We’ve talked about searching nested parents and children with Solr Block Join. But we can go far beyond that, to searching siblings, grandchildren, and other descendants. This gives your customers more search options without forcing them to do a new search every time they add a search parameter. In fact, with Solr Block Join, nesting depth and search option possibilities are almost unlimited, so your customers can see more of what you have to offer with fewer clicks than it would take without Block Join. Here's how it works:
Let’s take Solr 4.5 or above and index the data. The data structure here is a bit more complex than some examples we’ve seen, so it’s worth a diagram:
As you can see, this hierarchical structure is similar to entity-relationship models from the RDBMS world. We name those nested entities “scopes.”

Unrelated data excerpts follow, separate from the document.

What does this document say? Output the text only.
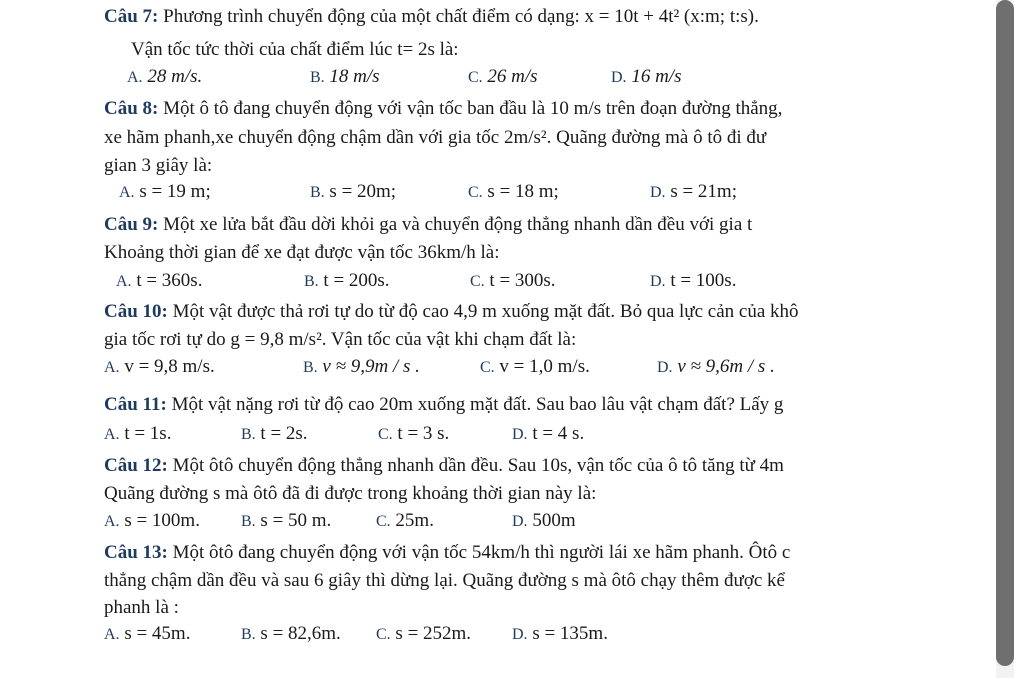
Câu 7: Phương trình chuyển động của một chất điểm có dạng: x = 10t + 4t² (x:m; t:s).
Vận tốc tức thời của chất điểm lúc t= 2s là:
A. 28 m/s.	B. 18 m/s	C. 26 m/s	D. 16 m/s
Câu 8: Một ô tô đang chuyển động với vận tốc ban đầu là 10 m/s trên đoạn đường thẳng,
xe hãm phanh,xe chuyển động chậm dần với gia tốc 2m/s². Quãng đường mà ô tô đi đư
gian 3 giây là:
A. s = 19 m;	B. s = 20m;	C. s = 18 m;	D. s = 21m;
Câu 9: Một xe lửa bắt đầu dời khỏi ga và chuyển động thẳng nhanh dần đều với gia t
Khoảng thời gian để xe đạt được vận tốc 36km/h là:
A. t = 360s.	B. t = 200s.	C. t = 300s.	D. t = 100s.
Câu 10: Một vật được thả rơi tự do từ độ cao 4,9 m xuống mặt đất. Bỏ qua lực cản của khô
gia tốc rơi tự do g = 9,8 m/s². Vận tốc của vật khi chạm đất là:
A. v = 9,8 m/s.	B. v ≈ 9,9m / s .	C. v = 1,0 m/s.	D. v ≈ 9,6m / s .
Câu 11: Một vật nặng rơi từ độ cao 20m xuống mặt đất. Sau bao lâu vật chạm đất? Lấy g
A. t = 1s.	B. t = 2s.	C. t = 3 s.	D. t = 4 s.
Câu 12: Một ôtô chuyển động thẳng nhanh dần đều. Sau 10s, vận tốc của ô tô tăng từ 4m
Quãng đường s mà ôtô đã đi được trong khoảng thời gian này là:
A. s = 100m.	B. s = 50 m.	C. 25m.	D. 500m
Câu 13: Một ôtô đang chuyển động với vận tốc 54km/h thì người lái xe hãm phanh. Ôtô c
thẳng chậm dần đều và sau 6 giây thì dừng lại. Quãng đường s mà ôtô chạy thêm được kể
phanh là :
A. s = 45m.	B. s = 82,6m. C. s = 252m.	D. s = 135m.
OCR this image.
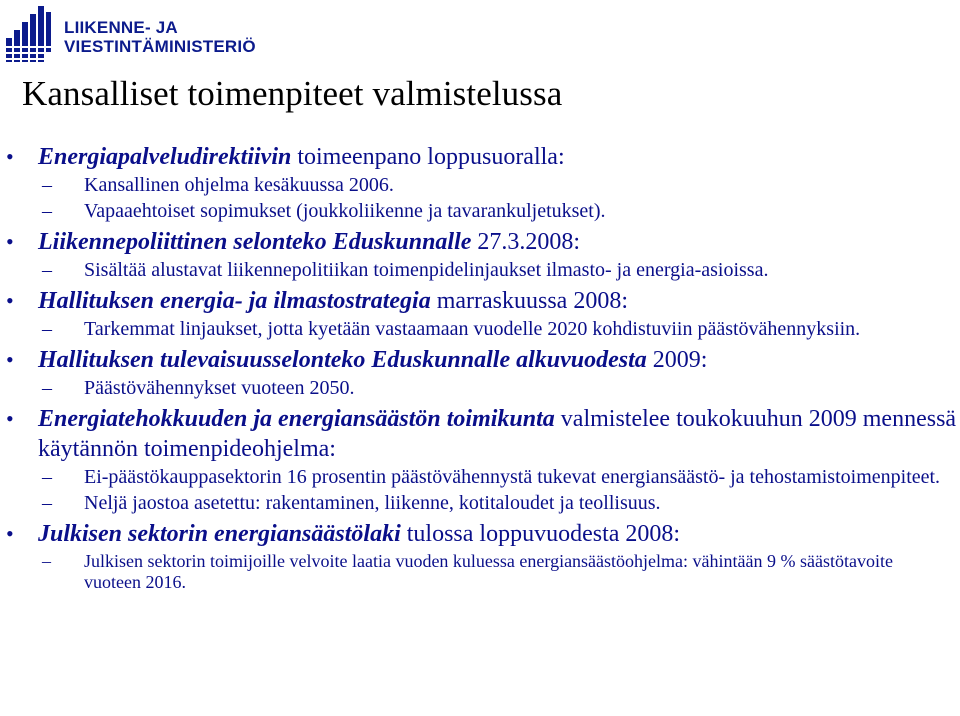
LIIKENNE- JA
VIESTINTÄMINISTERIÖ
Kansalliset toimenpiteet valmistelussa
• Energiapalveludirektiivin toimeenpano loppusuoralla:
– Kansallinen ohjelma kesäkuussa 2006.
– Vapaaehtoiset sopimukset (joukkoliikenne ja tavarankuljetukset).
• Liikennepoliittinen selonteko Eduskunnalle 27.3.2008:
– Sisältää alustavat liikennepolitiikan toimenpidelinjaukset ilmasto- ja energia-asioissa.
• Hallituksen energia- ja ilmastostrategia marraskuussa 2008:
– Tarkemmat linjaukset, jotta kyetään vastaamaan vuodelle 2020 kohdistuviin päästövähennyksiin.
• Hallituksen tulevaisuusselonteko Eduskunnalle alkuvuodesta 2009:
– Päästövähennykset vuoteen 2050.
• Energiatehokkuuden ja energiansäästön toimikunta valmistelee toukokuuhun 2009 mennessä käytännön toimenpideohjelma:
– Ei-päästökauppasektorin 16 prosentin päästövähennystä tukevat energiansäästö- ja tehostamistoimenpiteet.
– Neljä jaostoa asetettu: rakentaminen, liikenne, kotitaloudet ja teollisuus.
• Julkisen sektorin energiansäästölaki tulossa loppuvuodesta 2008:
– Julkisen sektorin toimijoille velvoite laatia vuoden kuluessa energiansäästöohjelma: vähintään 9 % säästötavoite vuoteen 2016.
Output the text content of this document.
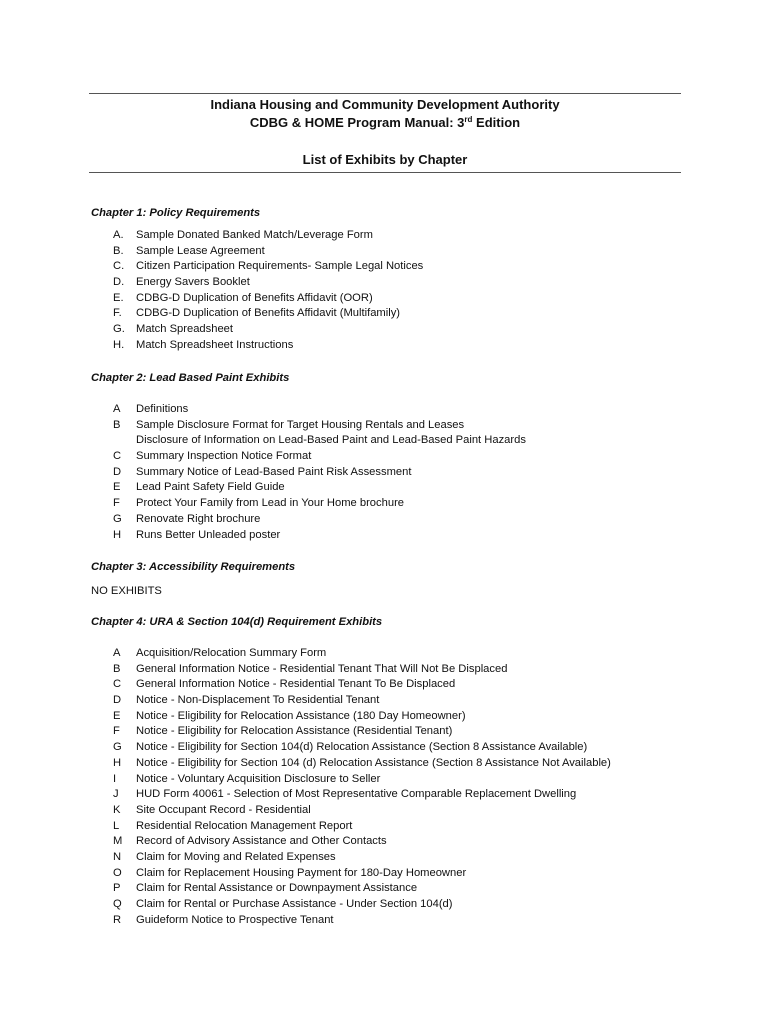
Indiana Housing and Community Development Authority
CDBG & HOME Program Manual: 3rd Edition
List of Exhibits by Chapter
Chapter 1: Policy Requirements
A.	Sample Donated Banked Match/Leverage Form
B.	Sample Lease Agreement
C.	Citizen Participation Requirements- Sample Legal Notices
D.	Energy Savers Booklet
E.	CDBG-D Duplication of Benefits Affidavit (OOR)
F.	CDBG-D Duplication of Benefits Affidavit (Multifamily)
G. Match Spreadsheet
H.	Match Spreadsheet Instructions
Chapter 2: Lead Based Paint Exhibits
A	Definitions
B	Sample Disclosure Format for Target Housing Rentals and Leases
Disclosure of Information on Lead-Based Paint and Lead-Based Paint Hazards
C	Summary Inspection Notice Format
D	Summary Notice of Lead-Based Paint Risk Assessment
E	Lead Paint Safety Field Guide
F	Protect Your Family from Lead in Your Home brochure
G	Renovate Right brochure
H	Runs Better Unleaded poster
Chapter 3: Accessibility Requirements
NO EXHIBITS
Chapter 4: URA & Section 104(d) Requirement Exhibits
A	Acquisition/Relocation Summary Form
B	General Information Notice - Residential Tenant That Will Not Be Displaced
C	General Information Notice - Residential Tenant To Be Displaced
D	Notice - Non-Displacement To Residential Tenant
E	Notice - Eligibility for Relocation Assistance (180 Day Homeowner)
F	Notice - Eligibility for Relocation Assistance (Residential Tenant)
G	Notice - Eligibility for Section 104(d) Relocation Assistance (Section 8 Assistance Available)
H	Notice - Eligibility for Section 104 (d) Relocation Assistance (Section 8 Assistance Not Available)
I	Notice - Voluntary Acquisition Disclosure to Seller
J	HUD Form 40061 - Selection of Most Representative Comparable Replacement Dwelling
K	Site Occupant Record - Residential
L	Residential Relocation Management Report
M	Record of Advisory Assistance and Other Contacts
N	Claim for Moving and Related Expenses
O	Claim for Replacement Housing Payment for 180-Day Homeowner
P	Claim for Rental Assistance or Downpayment Assistance
Q	Claim for Rental or Purchase Assistance - Under Section 104(d)
R	Guideform Notice to Prospective Tenant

Once data is indexed, use q=*:*&wt=csv&rows=100 to see how the documents are aligned in blocks.
Let’s consider a search for a t-shirt product (parent) which has a particular SKU (child) that has sufficient inventory available in a particular storage location. We model a storage location as a child of the SKU scope, and a grandchild of the product scope.
Here is a search for t-shirts, of which have sufficient inventory (>10) of Blue XL SKUs in CA:
q={!parent which=type_s:product}+COLOR_s:Blue +SIZE_s:XL +{!parent which=type_s:sku v='+QTY_i:[10 TO *] +STATE_s:CA'}
Here’s a trick recommended by David Smiley; when a child query contains a space you need to wrap it into {!... v=’..’} local parameter, or extract it into a separate request parameter and refer to it by {!... v=$ref}...&ref=...&.
You can see that a crossmatch is excluded; this query returns products 20 and 30. You can remove either QTY_i filter or COLOR_s, which brings product 10 into the results.
Needless to say, possible nesting depth is unlimited. One more interesting observation about Block Join is that it provides blazing-fast transitive closure on parent-child relationships: you can search for grandchildren and deeper descendants directly, omitting queries for intermediate scopes.
Vendor and SKU scopes share the same parent product and are not nested in each other.
Let’s search for t-shirts which are made by Vendor Bob and cost between $20 and $25. Here, a local parameter reference is necessary:
q=+{!parent which=type_s:product v=$skuq} +{!parent which=type_s:product v=$vendorq}&skuq=+COLOR_s:Blue +SIZE_s:XL +{!parent which=type_s:sku v='+QTY_i:[10 TO *] +STATE_s:CA'}&vendorq=+NAME_s:Bob +PRICE_i:[20 TO 25]
As you can see, it returns only product 20, and if you relax the query, e.g. choose vendor Alice or accept more expensive t-shirts, product 30 appears. It works like relational calculus!